La documentation des œuvres est au cœur de leurs préoccupations : comment transmettre les informations techniques nécessaires à l’usage, l’entretien et la restauration éventuelle d’une œuvre, quand les technologies sur lesquelles elle repose auront peut-être disparu dans quelques années ?

Le laboratoire cherche notamment à mettre au point des protocoles de documentation, applicables par les artistes et les institutions muséales. Ainsi, il semble important de répondre à des questions telles que : la problématique de l’artiste, l’intention dans la réalisation (ce que l’œuvre doit produire) et la manière dont l’œuvre a été réalisée (technique).

Parfois, pour maintenir une œuvre, il faut remplacer des pièces, voir la reprogrammer. En réécrivant le code, en adaptant aux technologies modernes, restaure-t-on vraiment l’œuvre ou crée-t-on quelque chose de nouveau ? De telles problématiques nous renvoient à la notion classique en restauration d’authenticité de l’œuvre d’art.

Quand le trou noir s’éclaircit, l’archivage du web au NYARC

Un peu épuisée par une demi-journée si dense, mes notes de la dernière intervention sont plus clairsemées.

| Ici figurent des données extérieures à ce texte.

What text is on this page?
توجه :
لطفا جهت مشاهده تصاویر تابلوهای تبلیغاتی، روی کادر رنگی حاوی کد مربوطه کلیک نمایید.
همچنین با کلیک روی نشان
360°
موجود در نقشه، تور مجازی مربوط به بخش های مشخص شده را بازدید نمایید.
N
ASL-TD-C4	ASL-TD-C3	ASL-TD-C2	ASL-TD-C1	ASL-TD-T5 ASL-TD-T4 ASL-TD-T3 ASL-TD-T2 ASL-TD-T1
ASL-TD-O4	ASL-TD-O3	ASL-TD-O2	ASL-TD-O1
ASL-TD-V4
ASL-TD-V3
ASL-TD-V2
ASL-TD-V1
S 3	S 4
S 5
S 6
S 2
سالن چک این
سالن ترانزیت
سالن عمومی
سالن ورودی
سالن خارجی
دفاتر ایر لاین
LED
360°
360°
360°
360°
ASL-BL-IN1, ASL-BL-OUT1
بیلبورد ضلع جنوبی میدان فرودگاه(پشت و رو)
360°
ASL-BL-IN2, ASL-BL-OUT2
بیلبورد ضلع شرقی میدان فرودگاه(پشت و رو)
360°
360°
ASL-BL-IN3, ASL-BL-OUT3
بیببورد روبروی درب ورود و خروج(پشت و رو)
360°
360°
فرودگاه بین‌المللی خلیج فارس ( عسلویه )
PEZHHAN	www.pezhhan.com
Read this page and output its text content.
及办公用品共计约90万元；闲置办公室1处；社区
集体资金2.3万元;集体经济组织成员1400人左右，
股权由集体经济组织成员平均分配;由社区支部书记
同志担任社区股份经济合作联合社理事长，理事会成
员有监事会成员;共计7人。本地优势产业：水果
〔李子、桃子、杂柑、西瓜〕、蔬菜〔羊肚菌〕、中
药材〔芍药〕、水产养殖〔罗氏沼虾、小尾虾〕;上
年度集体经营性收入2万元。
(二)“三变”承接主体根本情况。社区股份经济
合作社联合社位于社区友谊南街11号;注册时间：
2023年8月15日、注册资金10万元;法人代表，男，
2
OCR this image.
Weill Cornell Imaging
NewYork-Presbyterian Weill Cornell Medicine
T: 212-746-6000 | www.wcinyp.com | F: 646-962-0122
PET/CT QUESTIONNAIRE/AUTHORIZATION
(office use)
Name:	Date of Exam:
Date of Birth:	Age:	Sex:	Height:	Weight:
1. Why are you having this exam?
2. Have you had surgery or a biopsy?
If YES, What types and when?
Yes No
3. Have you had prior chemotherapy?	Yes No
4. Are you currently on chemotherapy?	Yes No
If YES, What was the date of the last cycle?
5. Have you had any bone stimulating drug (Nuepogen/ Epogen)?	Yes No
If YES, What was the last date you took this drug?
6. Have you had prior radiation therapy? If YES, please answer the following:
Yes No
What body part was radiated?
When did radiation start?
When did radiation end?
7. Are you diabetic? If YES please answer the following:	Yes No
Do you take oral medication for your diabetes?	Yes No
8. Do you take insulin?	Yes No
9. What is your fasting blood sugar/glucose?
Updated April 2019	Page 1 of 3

J’ai juste noté que les institutions artistiques de New York s’étaient réunies en un consortium (New York Art Resources Consortium) afin de réfléchir et d’agir ensemble pour l’archivage du web relevant du monde de l’art. Il faut savoir qu’aux États-Unis, il n’existe aucune disposition pour le dépôt légal des ressources électroniques. L’archivage en est d’autant plus complexe. Le NYARC entend collecter légalement (donc doit obtenir des autorisations) et donner accès depuis le web aux instances archivées. Elles doivent être cataloguées, moissonnables et accessibles depuis Worldcat et art discovery. Comme les autres programmes d’archivage, le NYARC se heurte aux problèmes technologiques : les métadonnées ne sont pas toujours propres, les technologies mobiles et les échanges publics sur les réseaux sociaux sont autant de formats impossibles à collecter.

La conférence satellite de la section des bibliothèques d’art s’est achevée par une synthèse de Martine Poulain. À l’occasion de l’#IFLA2014, l’INHA a accueilli 120 participants représentant quelque 20 pays à travers le monde.